Research finds organisations need to improve data protection and compliance protocols



While data is quickly becoming recognised as an organisation’s most important digital asset, the majority of UK companies need to make improvements when it comes to the day-to-day management of data, according to new research from Veritas Technologies.

With increased scrutiny of organisations handling customer data, ongoing global headlines around malicious data breaches faced by businesses, and the introduction of more stringent data compliance mandates, it’s more important than ever for companies to have a structured risk management policy when it comes to safeguarding data and gaining necessary insights to propel their business forward.

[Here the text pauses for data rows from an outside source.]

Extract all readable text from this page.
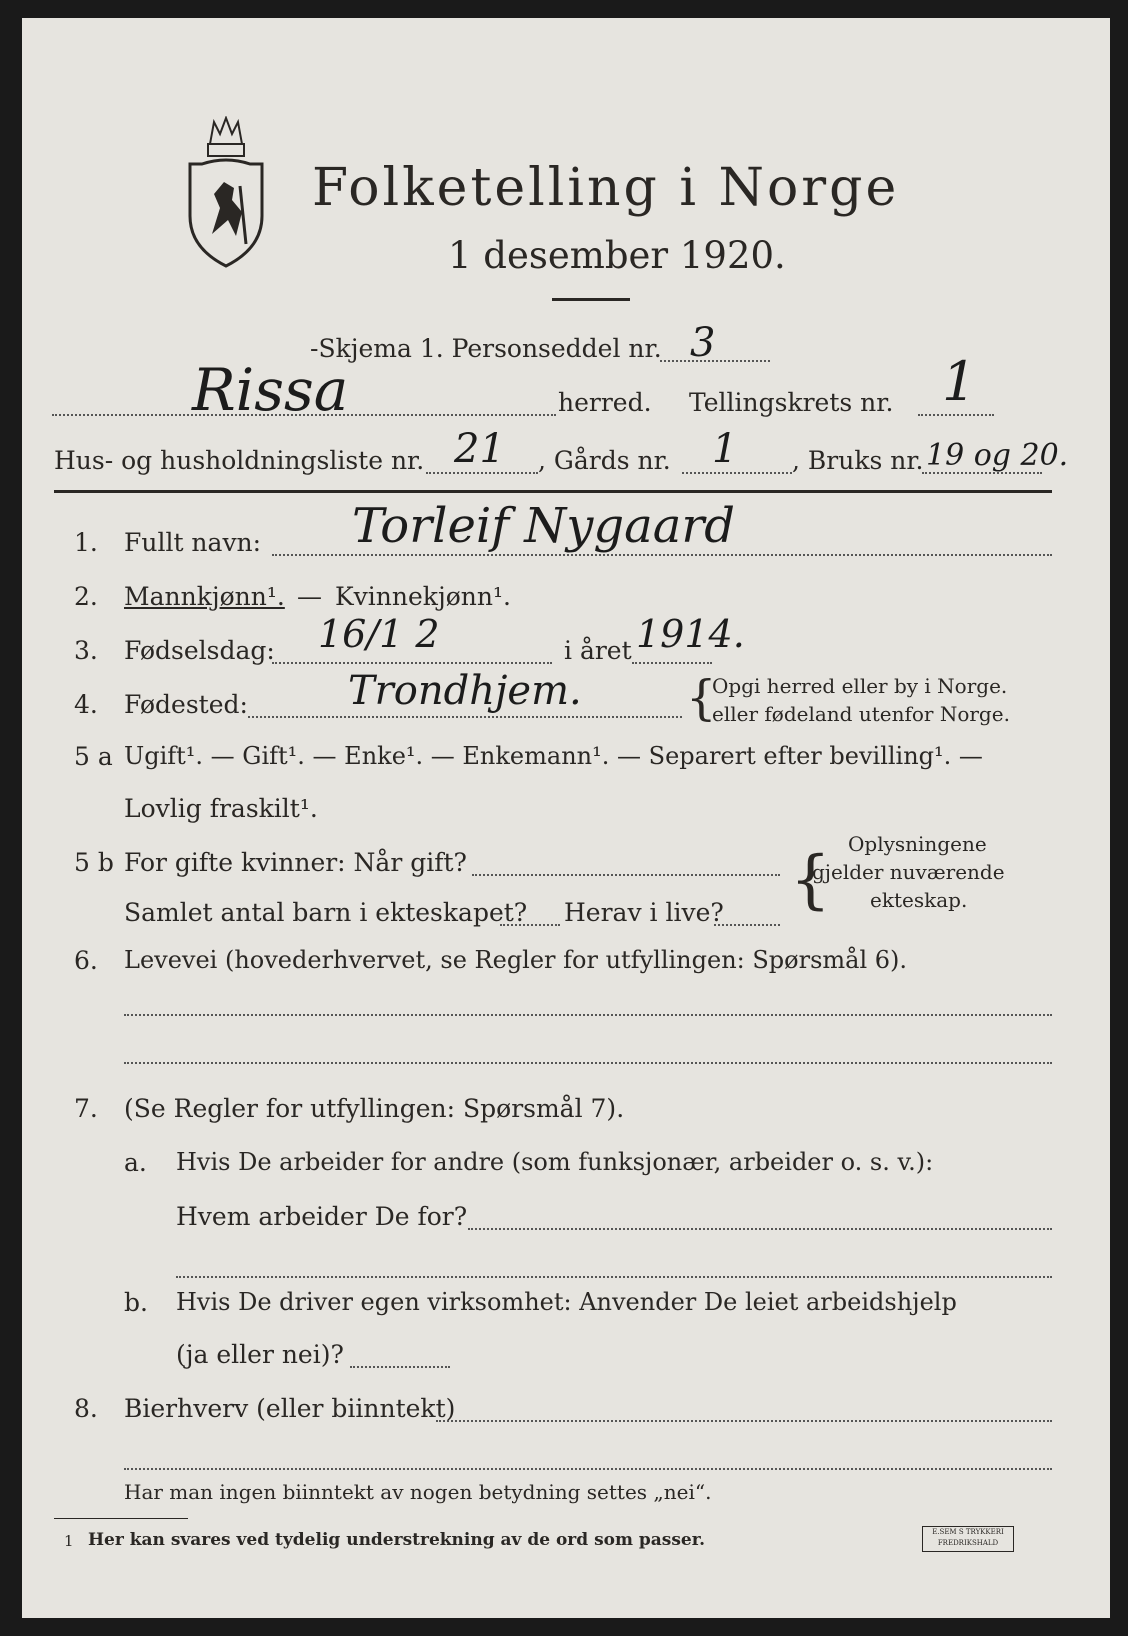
Folketelling i Norge
1 desember 1920.
-Skjema 1. Personseddel nr. 3
Rissa	herred. Tellingskrets nr. 1
Hus- og husholdningsliste nr. 21 , Gårds nr. 1 , Bruks nr. 19 og 20.
1. Fullt navn: Torleif Nygaard
2. Mannkjønn¹. — Kvinnekjønn¹.
3. Fødselsdag: 16/1 2	i året 1914.
4. Fødested:	Trondhjem. {
Opgi herred eller by i Norge.
eller fødeland utenfor Norge.
5 a Ugift¹. — Gift¹. — Enke¹. — Enkemann¹. — Separert efter bevilling¹. —
Lovlig fraskilt¹.
5 b For gifte kvinner: Når gift?
Samlet antal barn i ekteskapet? Herav i live? { Oplysningene
gjelder nuværende
ekteskap.
6. Levevei (hovederhvervet, se Regler for utfyllingen: Spørsmål 6).
7. (Se Regler for utfyllingen: Spørsmål 7).
a. Hvis De arbeider for andre (som funksjonær, arbeider o. s. v.):
Hvem arbeider De for?
b. Hvis De driver egen virksomhet: Anvender De leiet arbeidshjelp
(ja eller nei)?
8. Bierhverv (eller biinntekt)
Har man ingen biinntekt av nogen betydning settes „nei“.
1 Her kan svares ved tydelig understrekning av de ord som passer.	E.SEM S TRYKKERI FREDRIKSHALD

The new study surveyed 1,500 IT decision makers and data managers across 15 countries, including 100 from the UK. It revealed that an overwhelming 84 per cent of UK respondents say that their organisation needs to make improvements when it comes to ensuring data compliance, while 81 per cent say improvements need to be made with managing data security and risks. Furthermore, 83 per cent say their organisation could improve the level of data visibility and control, and more than three-quarters (76 per cent) say their organisation needs to improve processes for data recoverability from data loss or a ransomware attack. Only 19 per cent believe their organisation is putting data to effective use to drive the business forward.

The survey also reveals that less than a quarter (24 per cent) of IT professionals in the UK feel that data flows seamlessly through their organisation, with visibility, accessibility and transferability across different job functions and departments. By contrast, more than four in five (81 per cent) UK respondents agree their organisation could improve data sharing practices across business functions.

UK respondents cite the following as complex organisational factors that are turning data management into an uphill battle:

  • Too many different tools and systems being used to work effectively (43 per cent)
  • Too many data sources to make sense of (40 per cent)
  • A lack of the right skills/technology to harness the power of data (38 per cent)
  • A lack of a centralised strategy/approach to data management (37 per cent)
  • Spiralling costs make data management harder (31 per cent)
  • Inability to back up and recover data reliably (28 per cent)

Less than one in 10 (7 per cent) UK-based IT decision makers and data managers surveyed say their organisation faced no data management challenges.